Dictionaries in ClickHouse
Dictionaries created in ClickHouse Cloud may experience inconsistency during the initial creation phase. This means that you may not see any data in the dictionary right after creation. However, after several retries, the creation query may land on different replicas, and data will be visible.
This sometimes occurs because the dictionary was created before the part reached the server. As an example:
2024-01-25 13:38:25.615837 - CREATE DICTIONARY received
2024-01-25 13:38:25.626468 - CREATE DICTIONARY finished
2024-01-25 13:38:25.733008 - Part all_0_0_0 downloaded
As you can see, the part only arrived after the dictionary was created. This can be a bigger problem if you are using LIFETIME(MIN 0 MAX 0)
because this means that dictionary will never be refreshed automatically. Therefore, the dictionary will remain empty until the command RELOAD DICTIONARIES
is executed.
The solution to this issue is to use a SELECT
query instead of specifying a source table when creating the dictionary and enabling the setting select_sequential_consistency=1
.
Instead of specifying a source table:
SOURCE(CLICKHOUSE(
table 'test.temp_title_table_1706189903924'
user default password 'PASSWORD'))
Use a SELECT
query with select_sequential_consistency=1
:
SOURCE(CLICKHOUSE(QUERY
'SELECT songTitle, mappedTitle
FROM test.temp_title_table_1706189903924
SETTINGS select_sequential_consistency=1' USER default PASSWORD ''))
Why does this issue occur?
When you insert data and then create or reload a dictionary, the DDL may reach a replica before the data (or new data) does. This leads to the dictionaries being inconsistent between replicas. Then, depending on which replica receives the query, you may get different results.
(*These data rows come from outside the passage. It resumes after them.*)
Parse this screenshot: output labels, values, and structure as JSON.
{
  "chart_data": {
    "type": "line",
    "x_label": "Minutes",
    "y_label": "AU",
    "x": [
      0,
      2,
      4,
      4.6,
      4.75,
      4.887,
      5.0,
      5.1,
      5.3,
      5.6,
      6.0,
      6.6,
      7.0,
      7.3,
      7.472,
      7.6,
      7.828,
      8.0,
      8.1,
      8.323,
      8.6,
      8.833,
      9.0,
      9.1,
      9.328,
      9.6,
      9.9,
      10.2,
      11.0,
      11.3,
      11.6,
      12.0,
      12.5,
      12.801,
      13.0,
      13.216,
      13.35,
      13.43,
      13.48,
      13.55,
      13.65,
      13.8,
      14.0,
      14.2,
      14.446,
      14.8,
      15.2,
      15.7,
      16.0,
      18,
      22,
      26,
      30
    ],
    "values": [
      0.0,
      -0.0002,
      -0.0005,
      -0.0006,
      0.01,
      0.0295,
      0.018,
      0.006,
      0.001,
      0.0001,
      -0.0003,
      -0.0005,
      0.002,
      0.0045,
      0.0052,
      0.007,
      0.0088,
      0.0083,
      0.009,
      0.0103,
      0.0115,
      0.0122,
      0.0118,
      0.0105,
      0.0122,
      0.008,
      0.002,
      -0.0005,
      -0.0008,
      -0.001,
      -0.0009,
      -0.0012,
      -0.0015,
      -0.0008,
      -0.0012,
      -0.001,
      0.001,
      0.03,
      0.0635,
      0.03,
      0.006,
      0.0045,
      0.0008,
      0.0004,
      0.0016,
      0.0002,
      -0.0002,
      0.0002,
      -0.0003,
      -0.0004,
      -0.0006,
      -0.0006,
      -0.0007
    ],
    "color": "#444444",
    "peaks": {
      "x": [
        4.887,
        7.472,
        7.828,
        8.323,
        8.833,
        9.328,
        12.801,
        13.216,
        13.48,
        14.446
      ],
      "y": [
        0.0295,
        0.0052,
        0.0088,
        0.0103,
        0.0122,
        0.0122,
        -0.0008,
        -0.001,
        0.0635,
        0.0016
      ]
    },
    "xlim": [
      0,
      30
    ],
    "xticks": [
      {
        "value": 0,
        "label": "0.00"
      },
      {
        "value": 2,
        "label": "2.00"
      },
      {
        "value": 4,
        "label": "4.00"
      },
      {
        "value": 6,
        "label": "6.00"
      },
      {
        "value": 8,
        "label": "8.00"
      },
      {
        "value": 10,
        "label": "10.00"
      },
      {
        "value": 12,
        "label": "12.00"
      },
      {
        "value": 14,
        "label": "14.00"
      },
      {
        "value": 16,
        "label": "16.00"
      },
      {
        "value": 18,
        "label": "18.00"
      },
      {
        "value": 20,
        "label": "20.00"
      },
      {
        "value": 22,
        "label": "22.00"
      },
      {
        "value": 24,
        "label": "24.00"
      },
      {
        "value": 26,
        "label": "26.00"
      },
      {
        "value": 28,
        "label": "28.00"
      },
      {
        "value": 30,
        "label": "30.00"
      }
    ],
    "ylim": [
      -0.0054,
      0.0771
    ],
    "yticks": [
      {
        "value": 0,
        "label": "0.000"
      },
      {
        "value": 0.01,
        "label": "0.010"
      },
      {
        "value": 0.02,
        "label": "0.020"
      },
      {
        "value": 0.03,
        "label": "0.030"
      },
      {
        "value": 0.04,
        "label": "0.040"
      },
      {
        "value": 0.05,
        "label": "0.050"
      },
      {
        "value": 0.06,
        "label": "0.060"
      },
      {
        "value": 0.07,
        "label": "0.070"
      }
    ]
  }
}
Note that the same thing happens when you insert and immediately after read from a table. If you read from a replica that hasn't replicated the data yet, you won't see the newly inserted data. When you need sequential consistency, at the cost of performance (which is why it's generally not recommended to use) you can enable select_sequential_consistency
.
The case of dictionaries is a bit trickier since dictionaries don't use the settings from the query, but the settings from the server. As a result, when loading data into the dictionary, even if you SET select_sequential_consistency=1
data may load inconsistently across replicas. Specifying select_sequential_consistency=1
in the dictionary source query allows the dictionary to adhere to this setting even if it's not globally enabled as a server setting.